The Yahoo! report confirms long-held suspicions about surveillance of WikiLeaks activists and Assange’s lawyers.
Said Greg Barns:
There's no doubt that there's been long-standing surveillance of those of us who've been supporting Assange and those of us who have been to the Ecuadorian embassy, including myself. We had reports in relation to his partner Stella that spies were rummaging through the rubbish bin, looking for the nappies of one of their children to determine if Julian was the father: extraordinary and illegal surveillance not only on Assange, but anyone who came near him and including the illegal surveillance of meetings, including meetings with his lawyers.
The CIA acts essentially as a criminal enterprise. It is state sanctioned criminality. To be overtly planning to murder someone in any circumstances would amount to a conspiracy to murder for anyone else and the persons would face very serious criminal charges.

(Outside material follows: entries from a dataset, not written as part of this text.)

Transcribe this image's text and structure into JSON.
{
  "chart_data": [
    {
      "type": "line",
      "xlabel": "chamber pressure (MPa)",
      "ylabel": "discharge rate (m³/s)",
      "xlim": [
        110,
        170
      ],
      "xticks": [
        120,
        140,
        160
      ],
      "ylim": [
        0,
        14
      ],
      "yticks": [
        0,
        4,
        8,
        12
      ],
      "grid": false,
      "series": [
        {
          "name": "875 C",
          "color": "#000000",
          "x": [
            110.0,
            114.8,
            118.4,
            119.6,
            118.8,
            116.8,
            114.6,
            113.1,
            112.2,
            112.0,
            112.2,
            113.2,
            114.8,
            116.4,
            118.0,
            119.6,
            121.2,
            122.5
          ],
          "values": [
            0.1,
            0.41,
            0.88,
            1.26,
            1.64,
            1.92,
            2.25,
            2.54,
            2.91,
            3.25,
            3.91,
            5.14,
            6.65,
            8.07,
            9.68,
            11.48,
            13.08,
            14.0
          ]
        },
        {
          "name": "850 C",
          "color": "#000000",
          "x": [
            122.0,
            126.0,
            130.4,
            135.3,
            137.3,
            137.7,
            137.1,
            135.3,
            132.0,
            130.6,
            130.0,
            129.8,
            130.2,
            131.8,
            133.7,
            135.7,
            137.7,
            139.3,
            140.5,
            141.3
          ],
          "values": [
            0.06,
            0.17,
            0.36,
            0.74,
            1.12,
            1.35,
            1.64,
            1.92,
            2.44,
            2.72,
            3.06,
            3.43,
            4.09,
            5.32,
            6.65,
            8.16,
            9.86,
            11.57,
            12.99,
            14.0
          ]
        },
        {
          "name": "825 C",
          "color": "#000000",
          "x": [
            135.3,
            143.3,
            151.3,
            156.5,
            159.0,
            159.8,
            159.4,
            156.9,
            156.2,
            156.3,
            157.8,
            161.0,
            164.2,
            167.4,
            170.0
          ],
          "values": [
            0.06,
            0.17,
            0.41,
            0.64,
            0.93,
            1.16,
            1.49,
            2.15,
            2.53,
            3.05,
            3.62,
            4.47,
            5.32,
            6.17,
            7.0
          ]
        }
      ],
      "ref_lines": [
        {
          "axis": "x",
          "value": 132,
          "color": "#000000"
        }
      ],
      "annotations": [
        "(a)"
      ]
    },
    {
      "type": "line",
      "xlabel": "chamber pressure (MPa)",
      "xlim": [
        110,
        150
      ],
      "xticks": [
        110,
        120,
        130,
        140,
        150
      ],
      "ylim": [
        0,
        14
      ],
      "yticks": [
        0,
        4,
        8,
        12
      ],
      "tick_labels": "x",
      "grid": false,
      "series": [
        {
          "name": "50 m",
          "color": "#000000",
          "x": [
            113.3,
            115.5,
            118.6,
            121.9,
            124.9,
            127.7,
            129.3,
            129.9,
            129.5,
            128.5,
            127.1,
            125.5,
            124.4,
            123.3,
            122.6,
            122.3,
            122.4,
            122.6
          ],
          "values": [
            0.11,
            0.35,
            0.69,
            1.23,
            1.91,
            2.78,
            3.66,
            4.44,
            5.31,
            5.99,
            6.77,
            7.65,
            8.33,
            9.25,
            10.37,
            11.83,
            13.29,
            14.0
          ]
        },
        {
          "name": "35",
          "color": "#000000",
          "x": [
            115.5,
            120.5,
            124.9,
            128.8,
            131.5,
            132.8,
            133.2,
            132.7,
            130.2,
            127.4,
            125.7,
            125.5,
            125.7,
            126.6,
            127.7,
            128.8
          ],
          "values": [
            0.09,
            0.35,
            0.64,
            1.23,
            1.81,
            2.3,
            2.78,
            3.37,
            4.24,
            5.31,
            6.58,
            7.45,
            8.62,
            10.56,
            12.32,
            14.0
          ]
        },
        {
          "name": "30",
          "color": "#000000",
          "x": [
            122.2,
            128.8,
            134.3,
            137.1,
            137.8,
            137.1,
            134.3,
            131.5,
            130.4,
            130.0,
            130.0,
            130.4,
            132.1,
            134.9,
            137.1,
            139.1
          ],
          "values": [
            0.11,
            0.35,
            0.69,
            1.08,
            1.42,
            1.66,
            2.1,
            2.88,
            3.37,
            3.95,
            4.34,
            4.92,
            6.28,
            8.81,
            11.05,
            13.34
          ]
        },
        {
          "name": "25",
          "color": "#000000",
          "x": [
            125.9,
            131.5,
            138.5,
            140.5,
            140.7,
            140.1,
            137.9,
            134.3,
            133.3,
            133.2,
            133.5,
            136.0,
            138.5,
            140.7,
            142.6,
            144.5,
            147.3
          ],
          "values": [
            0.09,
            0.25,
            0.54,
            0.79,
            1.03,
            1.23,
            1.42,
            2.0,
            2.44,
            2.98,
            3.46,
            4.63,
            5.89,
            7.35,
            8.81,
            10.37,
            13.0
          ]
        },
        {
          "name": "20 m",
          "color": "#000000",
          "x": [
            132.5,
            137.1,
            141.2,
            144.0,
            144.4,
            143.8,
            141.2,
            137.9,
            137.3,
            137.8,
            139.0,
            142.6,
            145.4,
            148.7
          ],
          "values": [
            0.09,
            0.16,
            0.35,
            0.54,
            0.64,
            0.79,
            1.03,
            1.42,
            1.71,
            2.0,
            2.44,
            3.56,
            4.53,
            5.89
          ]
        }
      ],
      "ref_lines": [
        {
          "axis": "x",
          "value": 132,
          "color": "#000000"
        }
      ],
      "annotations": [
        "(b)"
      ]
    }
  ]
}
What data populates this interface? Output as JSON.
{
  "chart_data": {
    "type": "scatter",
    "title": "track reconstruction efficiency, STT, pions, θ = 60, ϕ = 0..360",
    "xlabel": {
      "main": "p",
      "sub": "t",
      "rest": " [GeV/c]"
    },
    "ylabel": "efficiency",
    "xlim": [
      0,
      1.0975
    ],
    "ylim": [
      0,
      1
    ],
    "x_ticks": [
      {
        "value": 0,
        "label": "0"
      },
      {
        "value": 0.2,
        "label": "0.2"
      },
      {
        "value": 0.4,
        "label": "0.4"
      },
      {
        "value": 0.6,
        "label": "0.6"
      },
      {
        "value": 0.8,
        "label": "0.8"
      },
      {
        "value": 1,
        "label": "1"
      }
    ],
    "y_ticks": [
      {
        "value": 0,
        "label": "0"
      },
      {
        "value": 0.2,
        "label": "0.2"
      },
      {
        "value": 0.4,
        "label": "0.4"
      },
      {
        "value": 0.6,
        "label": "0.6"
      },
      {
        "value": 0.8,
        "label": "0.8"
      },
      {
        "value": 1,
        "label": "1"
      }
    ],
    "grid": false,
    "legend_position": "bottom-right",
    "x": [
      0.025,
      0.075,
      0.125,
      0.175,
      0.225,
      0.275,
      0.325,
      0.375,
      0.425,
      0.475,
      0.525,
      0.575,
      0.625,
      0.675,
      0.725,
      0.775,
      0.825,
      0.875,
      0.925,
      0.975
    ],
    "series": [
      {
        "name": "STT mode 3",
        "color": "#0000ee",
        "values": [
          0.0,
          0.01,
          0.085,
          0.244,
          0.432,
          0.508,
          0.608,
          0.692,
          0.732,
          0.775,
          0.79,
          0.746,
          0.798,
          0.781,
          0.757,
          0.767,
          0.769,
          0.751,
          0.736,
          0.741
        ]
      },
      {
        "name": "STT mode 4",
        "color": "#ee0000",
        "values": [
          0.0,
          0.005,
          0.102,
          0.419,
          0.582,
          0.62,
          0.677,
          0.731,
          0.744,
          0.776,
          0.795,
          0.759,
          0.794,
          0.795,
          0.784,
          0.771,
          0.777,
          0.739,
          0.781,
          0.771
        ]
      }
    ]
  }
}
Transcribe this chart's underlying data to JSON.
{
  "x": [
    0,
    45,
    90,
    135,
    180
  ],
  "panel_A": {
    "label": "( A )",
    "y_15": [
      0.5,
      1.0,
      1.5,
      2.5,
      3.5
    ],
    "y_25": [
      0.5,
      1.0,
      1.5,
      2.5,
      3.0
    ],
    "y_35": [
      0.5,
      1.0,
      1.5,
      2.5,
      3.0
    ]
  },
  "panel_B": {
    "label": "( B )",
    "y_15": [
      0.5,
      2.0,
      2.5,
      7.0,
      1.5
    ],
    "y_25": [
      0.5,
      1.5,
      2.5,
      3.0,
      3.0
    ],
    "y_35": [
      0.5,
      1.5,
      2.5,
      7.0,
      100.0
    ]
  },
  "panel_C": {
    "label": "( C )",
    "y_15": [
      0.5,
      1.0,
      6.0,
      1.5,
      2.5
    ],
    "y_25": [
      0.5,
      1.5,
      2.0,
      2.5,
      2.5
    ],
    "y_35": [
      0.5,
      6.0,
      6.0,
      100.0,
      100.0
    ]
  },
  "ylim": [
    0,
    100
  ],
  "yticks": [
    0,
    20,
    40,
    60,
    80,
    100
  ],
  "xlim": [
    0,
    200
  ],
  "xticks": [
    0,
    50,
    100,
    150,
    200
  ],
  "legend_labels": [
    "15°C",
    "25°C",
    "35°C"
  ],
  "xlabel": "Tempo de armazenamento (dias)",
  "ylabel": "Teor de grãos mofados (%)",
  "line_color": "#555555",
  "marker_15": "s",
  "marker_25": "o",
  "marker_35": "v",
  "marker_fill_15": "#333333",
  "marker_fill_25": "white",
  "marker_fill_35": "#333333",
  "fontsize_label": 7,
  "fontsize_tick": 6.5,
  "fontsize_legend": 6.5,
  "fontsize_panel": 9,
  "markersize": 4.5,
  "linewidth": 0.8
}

The hearing for the U.S. appeal against the UK decision not to extradite Assange is due on 27 and 28 October. Although two days are allocated, it may run longer as the U.S. wants to examine the psychologist whose evidence on Assange they want to challenge.
Another issue will be how long it takes before the Court of Appeal hands down its decision. That could be anywhere from three weeks to a few months. And so the question is whether or not we'll know the result before the end of the year.
Dr John Jiggens is a writer and journalist currently working in the community newsroom at Bay-FM in Byron Bay.